Trapped (Parviz Shahbazi, 2012)
Trapped is probably closer than most Iranian films shown at festivals to the sort of thing seen by popular audiences in its home country. The program notes describe it as a “moral thriller.” It revolves around Nazanin, a studious first-year medical student (see image at bottom) forced through lack of dormitory space to share a flat with party-loving Sahar, who is trying to leave Iran. Sahar has borrowed money to pay for her exit visa and, unable to pay it back, is imprisoned. Nazanin struggles selflessly to help her out, including foolishly signing a promissory note taking on Sahar’s debt and even sharing the threat of imprisonment.

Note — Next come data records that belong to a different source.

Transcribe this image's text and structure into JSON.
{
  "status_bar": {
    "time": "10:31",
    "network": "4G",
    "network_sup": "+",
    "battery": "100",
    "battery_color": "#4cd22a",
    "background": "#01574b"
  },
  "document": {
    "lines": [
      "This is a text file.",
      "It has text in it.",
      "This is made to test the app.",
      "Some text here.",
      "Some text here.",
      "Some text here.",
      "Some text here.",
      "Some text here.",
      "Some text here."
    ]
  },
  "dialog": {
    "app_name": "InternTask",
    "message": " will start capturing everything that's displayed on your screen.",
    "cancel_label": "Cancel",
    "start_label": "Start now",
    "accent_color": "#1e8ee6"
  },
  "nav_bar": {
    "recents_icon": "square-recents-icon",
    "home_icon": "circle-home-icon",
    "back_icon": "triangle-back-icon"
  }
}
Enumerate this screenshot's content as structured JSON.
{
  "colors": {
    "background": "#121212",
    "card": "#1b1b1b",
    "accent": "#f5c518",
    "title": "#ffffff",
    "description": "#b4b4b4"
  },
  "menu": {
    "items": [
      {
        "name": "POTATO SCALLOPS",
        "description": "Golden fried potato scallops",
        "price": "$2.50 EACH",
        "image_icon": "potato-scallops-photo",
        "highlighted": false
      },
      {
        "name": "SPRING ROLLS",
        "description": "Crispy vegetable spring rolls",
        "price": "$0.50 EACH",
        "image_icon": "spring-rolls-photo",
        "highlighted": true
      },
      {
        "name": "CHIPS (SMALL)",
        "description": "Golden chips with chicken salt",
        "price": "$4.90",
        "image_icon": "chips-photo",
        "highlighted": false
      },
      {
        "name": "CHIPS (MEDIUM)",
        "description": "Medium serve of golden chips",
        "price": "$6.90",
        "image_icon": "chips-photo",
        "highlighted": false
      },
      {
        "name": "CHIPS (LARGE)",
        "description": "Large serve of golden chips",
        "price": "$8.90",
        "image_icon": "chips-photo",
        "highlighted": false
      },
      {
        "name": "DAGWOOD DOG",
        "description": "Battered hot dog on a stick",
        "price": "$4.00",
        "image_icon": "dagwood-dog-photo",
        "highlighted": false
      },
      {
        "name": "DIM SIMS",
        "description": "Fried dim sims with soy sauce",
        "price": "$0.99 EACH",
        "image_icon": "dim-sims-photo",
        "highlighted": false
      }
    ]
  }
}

The plot reminded me of the “child quest” tales that were prominent in the golden age of the Iranian cinema of the 1980s and 1990s, such as The Mirror and Where Is My Friend’s Home. (Shahbazi was the assistant director of Panahi’s The White Balloon, as well as conceiving its basic premise.) Here the heroine is distinctly older than the protagonists of those films, but she retains a naivete that makes her seem more childlike than the other characters, who manipulate and ultimately threaten her.
While Trapped doesn’t have the simplicity and charm of those earlier films, it offers an absorbing story. It paints a grim picture of Tehran and gives some insight into the realities of life there. Like many Iranian films, it raises the prospect of emigration, though in this case Nazanin’s strong desire to stay in the country and become a doctor is held up as the better choice.
A Place in Heaven (Yossi Madmony, 2013)
Two years ago I also reported on Madmony’s Restoration. A Place in Heaven is a considerably more ambitious film. It traces the life of a military hero, known only by his wildly inappropriate nickname Bambi, across much of Israeli history. The title derives from a flashback scene early on, when a cook at a military camp praises Bambi’s brave deeds and remarks that he has already earned a place in heaven. A secular Jew, Bambi scoffs at the notion and signs an impromptu contract trading that place to the cook in exchange for a daily spicy omelet.
Although Bambi dotes on his son Nimrod, the boy grows up to become a strictly religious Jew who disapproves of much that his father does. Still, when Bambi is on his deathbed, Nimrod goes in search of the cook to get back the place in heaven. As with Restoration, the plot is largely based around the father-son relationship, though there is also a touching and tragically short relationship between Bambi and his beautiful wife.
Unlike the largely urban Restoration, this film shows off the bleakly beautiful landscapes of Israel’s desert.
There were many other striking and moving films on display at VIFF this year. David and I really can’t do justice to all of them, but in a final post he will consider Koreeda’s Like Father, Like Son, Jia’s A Touch of Sin, Johnnie To’s The Blind Detective, the Godard segment of 3x3D, and Oliveira’s Gebo and the Thief. Like the items I’ve invoked here, each deserves an entry to itself, but time limits and further travels force us to be quick. Still, we hope that you can tell from our entries, VIFF 2013 yielded an extraordinarily high level of quality. As usual!
P.S. 17 October 2013: Thanks to Hamidreza Nassiri for correcting the original entry: Panahi is not, as we had said, under house arrest.